CG Semi is investing 7,600 crore Indian rupees into two state-of-the-art OSAT facilities, known as G1 and G2, with backing from both central and state governments. The company has also partnered with Renesas and Stars Microelectronics, and it's aiming to kick off commercial production in 2026 as part of the India Semiconductor Mission.
Wall Street Sees India as a Strategic Triumph
Apple stock has gained 10% year-to-date, though it continues to face pressure from tariffs and trade uncertainty tied to imports from China and India. Still, at least one prominent Wall Street analyst thinks India is shaping up to be one of Apple's smartest bets.
Wedbush analyst Dan Ives said a potential U.S.–India trade deal would significantly strengthen Apple's supply chain.
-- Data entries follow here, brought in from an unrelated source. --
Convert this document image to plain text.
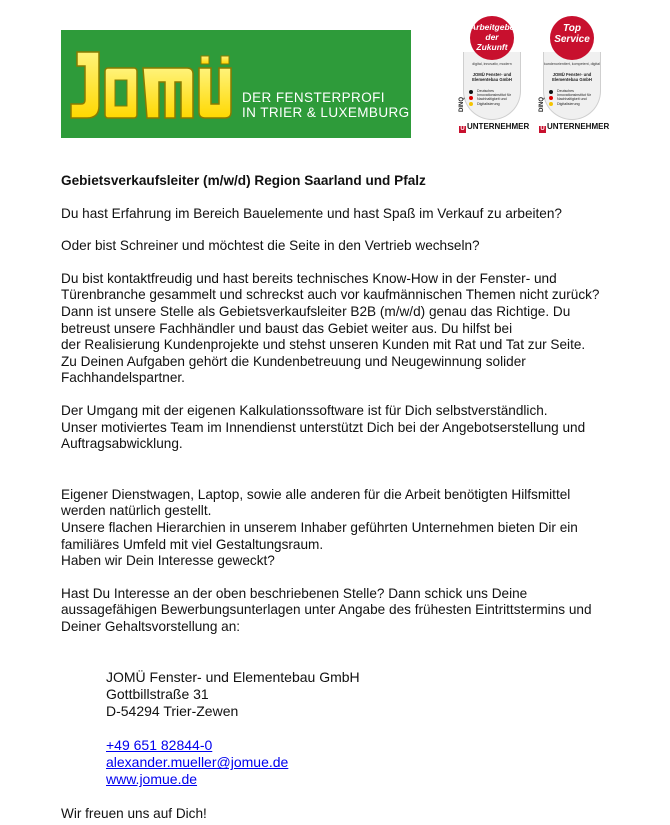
DER FENSTERPROFI
IN TRIER & LUXEMBURG
Arbeitgeber
der Zukunft
digital, innovativ, modern
JOMÜ Fenster- und
Elementebau GmbH
Deutsches Innovationsinstitut für Nachhaltigkeit und Digitalisierung
DINQ
U UNTERNEHMER
Top
Service
kundenorientiert, kompetent, digital
JOMÜ Fenster- und
Elementebau GmbH
Deutsches Innovationsinstitut für Nachhaltigkeit und Digitalisierung
DINQ
U UNTERNEHMER

Gebietsverkaufsleiter (m/w/d) Region Saarland und Pfalz

Du hast Erfahrung im Bereich Bauelemente und hast Spaß im Verkauf zu arbeiten?

Oder bist Schreiner und möchtest die Seite in den Vertrieb wechseln?

Du bist kontaktfreudig und hast bereits technisches Know-How in der Fenster- und
Türenbranche gesammelt und schreckst auch vor kaufmännischen Themen nicht zurück?
Dann ist unsere Stelle als Gebietsverkaufsleiter B2B (m/w/d) genau das Richtige. Du
betreust unsere Fachhändler und baust das Gebiet weiter aus. Du hilfst bei
der Realisierung Kundenprojekte und stehst unseren Kunden mit Rat und Tat zur Seite.
Zu Deinen Aufgaben gehört die Kundenbetreuung und Neugewinnung solider
Fachhandelspartner.

Der Umgang mit der eigenen Kalkulationssoftware ist für Dich selbstverständlich.
Unser motiviertes Team im Innendienst unterstützt Dich bei der Angebotserstellung und
Auftragsabwicklung.

Eigener Dienstwagen, Laptop, sowie alle anderen für die Arbeit benötigten Hilfsmittel
werden natürlich gestellt.
Unsere flachen Hierarchien in unserem Inhaber geführten Unternehmen bieten Dir ein
familiäres Umfeld mit viel Gestaltungsraum.
Haben wir Dein Interesse geweckt?

Hast Du Interesse an der oben beschriebenen Stelle? Dann schick uns Deine
aussagefähigen Bewerbungsunterlagen unter Angabe des frühesten Eintrittstermins und
Deiner Gehaltsvorstellung an:

JOMÜ Fenster- und Elementebau GmbH
Gottbillstraße 31
D-54294 Trier-Zewen
+49 651 82844-0
alexander.mueller@jomue.de
www.jomue.de

Wir freuen uns auf Dich!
He pointed to India's deep engineering talent, growing supply chain infrastructure, and large technology workforce as reasons the country has emerged as a serious challenger to China's dominance in tech manufacturing.
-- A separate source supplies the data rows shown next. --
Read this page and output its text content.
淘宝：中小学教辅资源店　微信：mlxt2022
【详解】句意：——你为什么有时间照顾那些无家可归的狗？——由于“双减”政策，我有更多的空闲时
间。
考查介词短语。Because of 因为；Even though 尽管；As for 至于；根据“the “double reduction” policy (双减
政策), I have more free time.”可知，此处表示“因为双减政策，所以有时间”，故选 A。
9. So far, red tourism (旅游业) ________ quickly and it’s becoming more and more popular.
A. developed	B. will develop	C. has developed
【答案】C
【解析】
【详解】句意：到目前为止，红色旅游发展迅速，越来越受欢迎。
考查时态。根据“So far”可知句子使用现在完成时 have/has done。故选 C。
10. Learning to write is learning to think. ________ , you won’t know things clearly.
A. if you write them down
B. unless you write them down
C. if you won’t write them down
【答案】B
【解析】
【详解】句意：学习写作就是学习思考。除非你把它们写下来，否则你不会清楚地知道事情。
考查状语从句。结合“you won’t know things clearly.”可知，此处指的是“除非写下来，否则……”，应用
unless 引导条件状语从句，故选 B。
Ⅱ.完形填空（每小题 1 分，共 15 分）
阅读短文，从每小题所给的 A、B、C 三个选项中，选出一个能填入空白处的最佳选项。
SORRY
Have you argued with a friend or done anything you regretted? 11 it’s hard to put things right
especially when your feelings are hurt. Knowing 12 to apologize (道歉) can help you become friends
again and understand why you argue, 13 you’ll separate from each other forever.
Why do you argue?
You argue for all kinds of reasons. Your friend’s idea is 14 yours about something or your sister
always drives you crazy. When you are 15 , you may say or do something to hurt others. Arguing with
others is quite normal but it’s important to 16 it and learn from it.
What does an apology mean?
Ives called India one of the most closely watched trade negotiations for tech investors, and he thinks Apple stands to benefit the most if a deal comes together—especially given how fast the company has been shifting iPhone production and assembly to India.
According to Ives, Apple has already moved more than 50% of iPhone production to India, based on recent earnings call commentary. He called the pivot one of CEO Tim Cook's smartest decisions in recent months.
U.S. Manufacturing? Not Happening
Ives also dismissed the idea of iPhone manufacturing moving to the U.S., despite pressure from President Donald Trump. He said it's simply not economically viable. U.S.-made iPhones could cost around $3,500, he estimated, and relocating production would take five to ten years even if Apple wanted to do it.
Instead, Ives highlighted Cook's evolving role as both business leader and political navigator. Managing tariff negotiations and supply chain challenges in real time has increasingly required Cook to blend strategy with diplomacy, and Ives said his handling of these complexities could be a "Hall of Fame moment" for his legacy.
AAPL Price Action: Apple shares were up 0.10% at $274.89 during premarket trading on Wednesday.